Optimization problem - minimizing a function in R

I want to minimize a function but can not get ahead.

Problem setting:

mtcars$gender <- c(rep(1, 10), rep(0, 4), rep(1, 6), rep(0 , 12))

predictions <- data.frame(
  c(0.05,   0.03,   0.99,   0.07,   0.00,   0.10,   0.00,   0.84,   0.92,   0.01,   0.03,   0.00,   0.00,   0.00,   0.00,   0.00,   0.00,   1.00,   1.00,   1.00,   0.97,   0.00,   0.00,   0.00,   0.00,   1.00,   0.86,   0.84,   0.01,   0.08,   0.00,   0.86),
  c(0.95,   0.97,   0.01,   0.80,   0.07,   0.82,   0.00,   0.14,   0.08,   0.95,   0.94,   0.03,   0.03,   0.03,   0.00,   0.00,   0.00,   0.00,   0.00,   0.00,   0.03,   0.02,   0.07,   0.02,   0.01,   0.00,   0.12,   0.16,   0.10,   0.79,   0.05,   0.13),
  c(0.00,   0.00,   0.00,   0.13,   0.93,   0.08,   1.00,   0.02,   0.00,   0.04,   0.03,   0.97,   0.97,   0.97,   1.00,   1.00,   1.00,   0.00,   0.00,   0.00,   0.00,   0.98,   0.93,   0.98,   0.99,   0.00,   0.02,   0.00,   0.89,   0.13,   0.95,   0.01))
colnames(predictions) <- c(4, 6, 8)


actual.probs <- apply(predictions, 1, which.max) 
actual.probs <- as.data.frame.matrix(prop.table(table(mtcars$gender, actual.probs)))
real.probs <- data.frame(matrix(c(0.1, 0.1, 0.2, 0.2, 0.2, 0.2), nrow = 2, ncol = 3))

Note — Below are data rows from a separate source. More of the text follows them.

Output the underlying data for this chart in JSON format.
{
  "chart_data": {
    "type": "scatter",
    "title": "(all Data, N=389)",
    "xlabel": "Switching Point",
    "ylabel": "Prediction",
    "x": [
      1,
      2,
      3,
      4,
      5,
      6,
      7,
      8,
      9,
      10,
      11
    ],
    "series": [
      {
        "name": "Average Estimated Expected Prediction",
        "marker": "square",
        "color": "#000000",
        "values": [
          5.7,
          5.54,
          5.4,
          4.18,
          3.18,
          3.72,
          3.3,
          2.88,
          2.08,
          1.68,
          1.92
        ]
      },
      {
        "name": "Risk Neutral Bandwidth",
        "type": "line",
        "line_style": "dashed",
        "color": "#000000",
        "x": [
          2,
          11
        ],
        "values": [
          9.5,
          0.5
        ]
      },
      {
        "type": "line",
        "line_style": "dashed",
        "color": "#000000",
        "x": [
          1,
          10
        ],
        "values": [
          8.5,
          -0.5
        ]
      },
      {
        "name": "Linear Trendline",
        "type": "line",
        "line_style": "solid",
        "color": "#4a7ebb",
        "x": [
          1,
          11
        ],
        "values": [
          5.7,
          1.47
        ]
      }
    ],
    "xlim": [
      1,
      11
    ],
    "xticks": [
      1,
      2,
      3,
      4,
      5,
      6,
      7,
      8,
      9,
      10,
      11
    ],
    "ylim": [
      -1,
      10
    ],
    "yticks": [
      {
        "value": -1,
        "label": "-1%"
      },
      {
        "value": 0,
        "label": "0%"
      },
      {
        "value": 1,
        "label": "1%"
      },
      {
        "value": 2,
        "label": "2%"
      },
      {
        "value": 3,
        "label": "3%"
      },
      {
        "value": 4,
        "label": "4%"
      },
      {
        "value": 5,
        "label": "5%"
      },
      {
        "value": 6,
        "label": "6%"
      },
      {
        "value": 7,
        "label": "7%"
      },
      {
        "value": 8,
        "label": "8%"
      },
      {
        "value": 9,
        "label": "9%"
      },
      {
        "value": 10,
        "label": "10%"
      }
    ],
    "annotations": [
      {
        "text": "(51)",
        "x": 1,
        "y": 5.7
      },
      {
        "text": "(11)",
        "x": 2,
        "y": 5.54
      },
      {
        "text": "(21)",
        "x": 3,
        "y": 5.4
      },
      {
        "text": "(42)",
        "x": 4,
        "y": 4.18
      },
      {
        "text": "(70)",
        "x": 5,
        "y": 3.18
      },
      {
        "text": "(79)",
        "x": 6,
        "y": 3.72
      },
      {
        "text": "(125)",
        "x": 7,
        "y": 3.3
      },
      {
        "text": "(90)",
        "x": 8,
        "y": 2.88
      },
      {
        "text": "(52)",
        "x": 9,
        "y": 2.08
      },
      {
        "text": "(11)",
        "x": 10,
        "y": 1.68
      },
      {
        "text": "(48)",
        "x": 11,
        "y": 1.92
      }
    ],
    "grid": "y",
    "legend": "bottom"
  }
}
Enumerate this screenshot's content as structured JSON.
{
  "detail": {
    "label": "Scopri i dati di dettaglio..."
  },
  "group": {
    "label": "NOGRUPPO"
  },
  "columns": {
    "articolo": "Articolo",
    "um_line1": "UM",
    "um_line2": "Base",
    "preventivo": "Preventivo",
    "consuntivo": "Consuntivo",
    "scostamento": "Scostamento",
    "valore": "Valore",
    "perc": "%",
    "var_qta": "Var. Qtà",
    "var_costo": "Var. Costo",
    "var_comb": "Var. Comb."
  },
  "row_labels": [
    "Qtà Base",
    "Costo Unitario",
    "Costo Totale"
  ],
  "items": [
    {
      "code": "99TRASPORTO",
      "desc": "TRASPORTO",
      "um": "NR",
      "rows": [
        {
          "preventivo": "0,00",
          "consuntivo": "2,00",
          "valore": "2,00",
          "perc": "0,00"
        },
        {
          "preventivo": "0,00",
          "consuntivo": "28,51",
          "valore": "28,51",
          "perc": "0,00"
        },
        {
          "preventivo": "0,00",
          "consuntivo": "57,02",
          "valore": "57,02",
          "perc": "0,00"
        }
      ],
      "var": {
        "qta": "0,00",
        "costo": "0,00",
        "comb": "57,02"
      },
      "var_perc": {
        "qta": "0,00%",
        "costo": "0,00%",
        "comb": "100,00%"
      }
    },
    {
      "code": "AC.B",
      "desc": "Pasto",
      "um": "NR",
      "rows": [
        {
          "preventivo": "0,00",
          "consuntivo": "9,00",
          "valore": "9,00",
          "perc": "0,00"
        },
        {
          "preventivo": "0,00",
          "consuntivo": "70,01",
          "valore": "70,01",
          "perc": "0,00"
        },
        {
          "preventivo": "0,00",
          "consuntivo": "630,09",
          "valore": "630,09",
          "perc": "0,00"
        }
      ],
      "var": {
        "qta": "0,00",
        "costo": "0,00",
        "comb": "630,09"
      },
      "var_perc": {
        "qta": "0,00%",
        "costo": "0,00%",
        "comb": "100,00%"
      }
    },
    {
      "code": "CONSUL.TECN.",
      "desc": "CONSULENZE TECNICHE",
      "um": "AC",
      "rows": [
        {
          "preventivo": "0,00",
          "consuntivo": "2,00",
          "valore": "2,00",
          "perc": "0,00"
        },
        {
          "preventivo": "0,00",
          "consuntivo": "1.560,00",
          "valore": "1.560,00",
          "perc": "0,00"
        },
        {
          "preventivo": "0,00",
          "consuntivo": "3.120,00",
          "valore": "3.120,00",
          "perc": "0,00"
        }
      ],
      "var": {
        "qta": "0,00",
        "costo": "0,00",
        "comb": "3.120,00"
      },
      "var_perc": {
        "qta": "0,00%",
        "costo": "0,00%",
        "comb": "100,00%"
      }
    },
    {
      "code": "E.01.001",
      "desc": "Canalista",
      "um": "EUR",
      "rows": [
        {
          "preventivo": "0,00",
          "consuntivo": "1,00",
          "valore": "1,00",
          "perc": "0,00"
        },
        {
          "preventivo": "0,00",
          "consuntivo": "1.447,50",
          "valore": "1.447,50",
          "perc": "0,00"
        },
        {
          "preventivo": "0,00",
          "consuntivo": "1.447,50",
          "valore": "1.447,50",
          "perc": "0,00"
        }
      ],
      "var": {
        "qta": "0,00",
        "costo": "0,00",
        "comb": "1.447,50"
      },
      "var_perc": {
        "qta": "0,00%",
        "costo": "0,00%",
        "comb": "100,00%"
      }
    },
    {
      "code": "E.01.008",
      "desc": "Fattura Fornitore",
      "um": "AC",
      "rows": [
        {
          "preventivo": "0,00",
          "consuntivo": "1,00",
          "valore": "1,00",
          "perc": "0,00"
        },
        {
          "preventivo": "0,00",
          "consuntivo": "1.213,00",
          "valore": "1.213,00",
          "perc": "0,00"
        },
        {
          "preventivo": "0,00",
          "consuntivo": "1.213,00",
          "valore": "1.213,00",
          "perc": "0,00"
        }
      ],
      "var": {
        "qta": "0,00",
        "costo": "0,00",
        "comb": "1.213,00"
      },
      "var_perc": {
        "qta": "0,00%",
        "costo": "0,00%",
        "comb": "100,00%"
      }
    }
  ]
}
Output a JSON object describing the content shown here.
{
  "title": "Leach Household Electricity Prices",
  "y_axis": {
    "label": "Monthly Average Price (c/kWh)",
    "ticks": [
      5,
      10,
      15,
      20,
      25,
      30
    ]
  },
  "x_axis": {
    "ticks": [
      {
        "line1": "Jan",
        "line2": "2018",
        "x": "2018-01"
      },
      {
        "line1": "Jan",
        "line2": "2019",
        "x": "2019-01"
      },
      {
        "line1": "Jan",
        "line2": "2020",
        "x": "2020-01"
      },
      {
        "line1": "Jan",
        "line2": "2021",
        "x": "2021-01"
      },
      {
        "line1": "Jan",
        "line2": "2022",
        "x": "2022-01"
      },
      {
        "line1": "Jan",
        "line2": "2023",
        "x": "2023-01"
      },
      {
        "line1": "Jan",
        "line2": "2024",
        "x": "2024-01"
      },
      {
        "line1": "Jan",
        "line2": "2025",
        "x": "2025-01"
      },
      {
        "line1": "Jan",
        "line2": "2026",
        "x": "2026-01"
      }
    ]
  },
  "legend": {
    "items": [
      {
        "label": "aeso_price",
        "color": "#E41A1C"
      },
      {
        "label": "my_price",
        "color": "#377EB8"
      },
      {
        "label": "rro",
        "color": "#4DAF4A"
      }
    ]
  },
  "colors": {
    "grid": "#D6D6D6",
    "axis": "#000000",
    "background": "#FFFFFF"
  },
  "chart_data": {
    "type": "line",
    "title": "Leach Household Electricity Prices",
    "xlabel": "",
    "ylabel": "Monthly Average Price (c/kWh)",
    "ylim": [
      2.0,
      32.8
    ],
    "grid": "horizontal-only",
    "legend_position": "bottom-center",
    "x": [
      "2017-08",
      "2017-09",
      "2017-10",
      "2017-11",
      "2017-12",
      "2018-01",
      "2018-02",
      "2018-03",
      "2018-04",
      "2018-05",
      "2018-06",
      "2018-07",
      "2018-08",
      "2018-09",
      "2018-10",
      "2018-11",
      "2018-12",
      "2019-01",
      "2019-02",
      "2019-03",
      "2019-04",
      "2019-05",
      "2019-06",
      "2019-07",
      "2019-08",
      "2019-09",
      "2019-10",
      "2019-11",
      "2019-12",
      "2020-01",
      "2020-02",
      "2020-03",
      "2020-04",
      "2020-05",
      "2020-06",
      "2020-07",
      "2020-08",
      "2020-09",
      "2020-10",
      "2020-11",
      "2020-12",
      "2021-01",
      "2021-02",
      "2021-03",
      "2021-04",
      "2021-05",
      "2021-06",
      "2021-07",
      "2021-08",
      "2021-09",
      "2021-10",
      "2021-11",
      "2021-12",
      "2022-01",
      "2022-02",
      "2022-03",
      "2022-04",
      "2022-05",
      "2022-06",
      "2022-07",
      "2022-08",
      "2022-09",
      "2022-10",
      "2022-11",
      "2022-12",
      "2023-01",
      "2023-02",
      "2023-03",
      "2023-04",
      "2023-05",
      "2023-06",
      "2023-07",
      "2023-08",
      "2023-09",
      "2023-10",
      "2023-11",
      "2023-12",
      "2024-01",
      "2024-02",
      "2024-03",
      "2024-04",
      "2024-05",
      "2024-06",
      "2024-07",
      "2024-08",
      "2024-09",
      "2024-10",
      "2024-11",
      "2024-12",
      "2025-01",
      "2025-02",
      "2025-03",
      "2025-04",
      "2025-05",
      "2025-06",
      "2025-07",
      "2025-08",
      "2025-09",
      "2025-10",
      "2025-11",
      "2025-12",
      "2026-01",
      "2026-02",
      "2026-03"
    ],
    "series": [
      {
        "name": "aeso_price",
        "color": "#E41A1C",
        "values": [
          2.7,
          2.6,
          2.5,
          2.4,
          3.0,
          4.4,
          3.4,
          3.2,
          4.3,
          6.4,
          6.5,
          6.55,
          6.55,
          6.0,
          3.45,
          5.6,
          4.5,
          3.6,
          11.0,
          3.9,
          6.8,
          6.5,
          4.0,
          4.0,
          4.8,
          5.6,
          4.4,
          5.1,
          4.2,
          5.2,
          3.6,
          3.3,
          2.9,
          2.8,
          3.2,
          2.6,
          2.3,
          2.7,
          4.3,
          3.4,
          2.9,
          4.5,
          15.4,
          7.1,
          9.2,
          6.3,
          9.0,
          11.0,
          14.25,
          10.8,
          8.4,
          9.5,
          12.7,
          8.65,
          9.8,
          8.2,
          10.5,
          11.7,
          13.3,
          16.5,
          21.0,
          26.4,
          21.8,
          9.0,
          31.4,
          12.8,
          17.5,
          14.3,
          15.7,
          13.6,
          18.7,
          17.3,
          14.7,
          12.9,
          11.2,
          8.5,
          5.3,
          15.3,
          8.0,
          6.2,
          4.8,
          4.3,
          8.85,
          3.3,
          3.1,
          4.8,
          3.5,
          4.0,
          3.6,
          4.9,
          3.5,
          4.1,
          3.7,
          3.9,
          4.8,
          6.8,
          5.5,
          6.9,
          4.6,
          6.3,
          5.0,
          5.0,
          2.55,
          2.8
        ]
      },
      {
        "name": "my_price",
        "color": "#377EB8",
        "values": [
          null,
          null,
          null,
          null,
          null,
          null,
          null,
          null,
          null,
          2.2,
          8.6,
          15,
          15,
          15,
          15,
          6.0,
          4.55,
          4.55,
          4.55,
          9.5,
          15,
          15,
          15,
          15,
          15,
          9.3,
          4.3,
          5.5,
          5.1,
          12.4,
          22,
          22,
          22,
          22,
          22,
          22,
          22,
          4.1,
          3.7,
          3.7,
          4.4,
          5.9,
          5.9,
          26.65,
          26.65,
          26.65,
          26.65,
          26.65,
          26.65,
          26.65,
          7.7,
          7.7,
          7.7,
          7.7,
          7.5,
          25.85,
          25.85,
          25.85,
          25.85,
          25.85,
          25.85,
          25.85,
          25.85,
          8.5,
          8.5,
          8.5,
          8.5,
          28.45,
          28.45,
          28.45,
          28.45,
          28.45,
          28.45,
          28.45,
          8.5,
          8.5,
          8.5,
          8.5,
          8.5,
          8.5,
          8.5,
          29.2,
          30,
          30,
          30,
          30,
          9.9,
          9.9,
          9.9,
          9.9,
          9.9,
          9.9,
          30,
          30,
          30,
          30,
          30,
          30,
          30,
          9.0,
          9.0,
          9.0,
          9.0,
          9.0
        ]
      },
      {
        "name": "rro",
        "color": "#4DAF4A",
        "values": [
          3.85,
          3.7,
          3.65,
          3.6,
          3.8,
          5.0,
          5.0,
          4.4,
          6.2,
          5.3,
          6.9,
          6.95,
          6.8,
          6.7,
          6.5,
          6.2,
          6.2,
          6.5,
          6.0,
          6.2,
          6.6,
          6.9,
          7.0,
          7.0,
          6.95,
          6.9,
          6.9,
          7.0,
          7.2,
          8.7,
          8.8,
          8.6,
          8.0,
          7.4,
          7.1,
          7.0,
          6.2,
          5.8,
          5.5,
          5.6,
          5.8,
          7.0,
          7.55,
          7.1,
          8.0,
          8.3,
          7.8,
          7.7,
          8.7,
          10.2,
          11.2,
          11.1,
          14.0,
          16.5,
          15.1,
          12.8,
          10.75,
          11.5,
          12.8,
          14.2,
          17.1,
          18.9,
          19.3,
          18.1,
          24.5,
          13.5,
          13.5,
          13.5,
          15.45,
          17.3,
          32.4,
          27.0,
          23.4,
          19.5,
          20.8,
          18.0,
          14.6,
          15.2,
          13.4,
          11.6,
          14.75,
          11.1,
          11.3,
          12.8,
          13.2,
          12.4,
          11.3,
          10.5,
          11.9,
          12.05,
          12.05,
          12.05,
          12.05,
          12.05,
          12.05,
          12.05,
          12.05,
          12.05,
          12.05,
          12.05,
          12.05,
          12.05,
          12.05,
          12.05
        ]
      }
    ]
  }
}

I used a prediction algorithm which gives me probabilites to a car to have 4,6 or 8 cyl. The result is stored in "predictions". However the distribution (actual.probs) differs from the distribution seen in reality (real.probs). To adjust that, i want to multiply the probalities by a weight, get the one with the highest probability and recalculate the table. The result I want is the weights i need to get the smallest deviation from the real distribution.

optimresult <- predictions 

fn <- function(v) {
  weight1 <- v[1]
  weight2 <- v[2]
  weight3 <- v[3]

  optimresult[,1] <- optimresult[,1] * weight1
  optimresult[,2] <- optimresult[,2] * weight2
  optimresult[,3] <- optimresult[,3] * weight3

  result <- apply(optimresult, 1, which.max) # get highest probablity

  actualprobs <- prop.table(table(mtcars[["gender"]], result))
  return <- sum(abs(real.probs - actualprobs))
}

optim(c(1, 1, 1), fn)

Startvalues are all one, however the function seems not to work. What am I doing wrong?

Solution

The problem is that small changes to the parameter values in optim() do not change the result meaning that the algorithm thinks it has converged before it actually has.

Using method SANN gives a better result. I am not sure whether it is the best result you can get with that sample dataset.

I also made some simplifications to your function.

fn <- function(v) {

  weighted_preds = predictions * v

  result = apply(weighted_preds, 1, which.max) # get highest probablity

  actualprobs = prop.table(table(mtcars[["gender"]], result))

  sum(abs(real.probs - actualprobs))
}

optim(c(100, 1, 1), fn, method="SANN")

Try different starting values to see if you can get an improvement. Increasing the number of predictions will also help.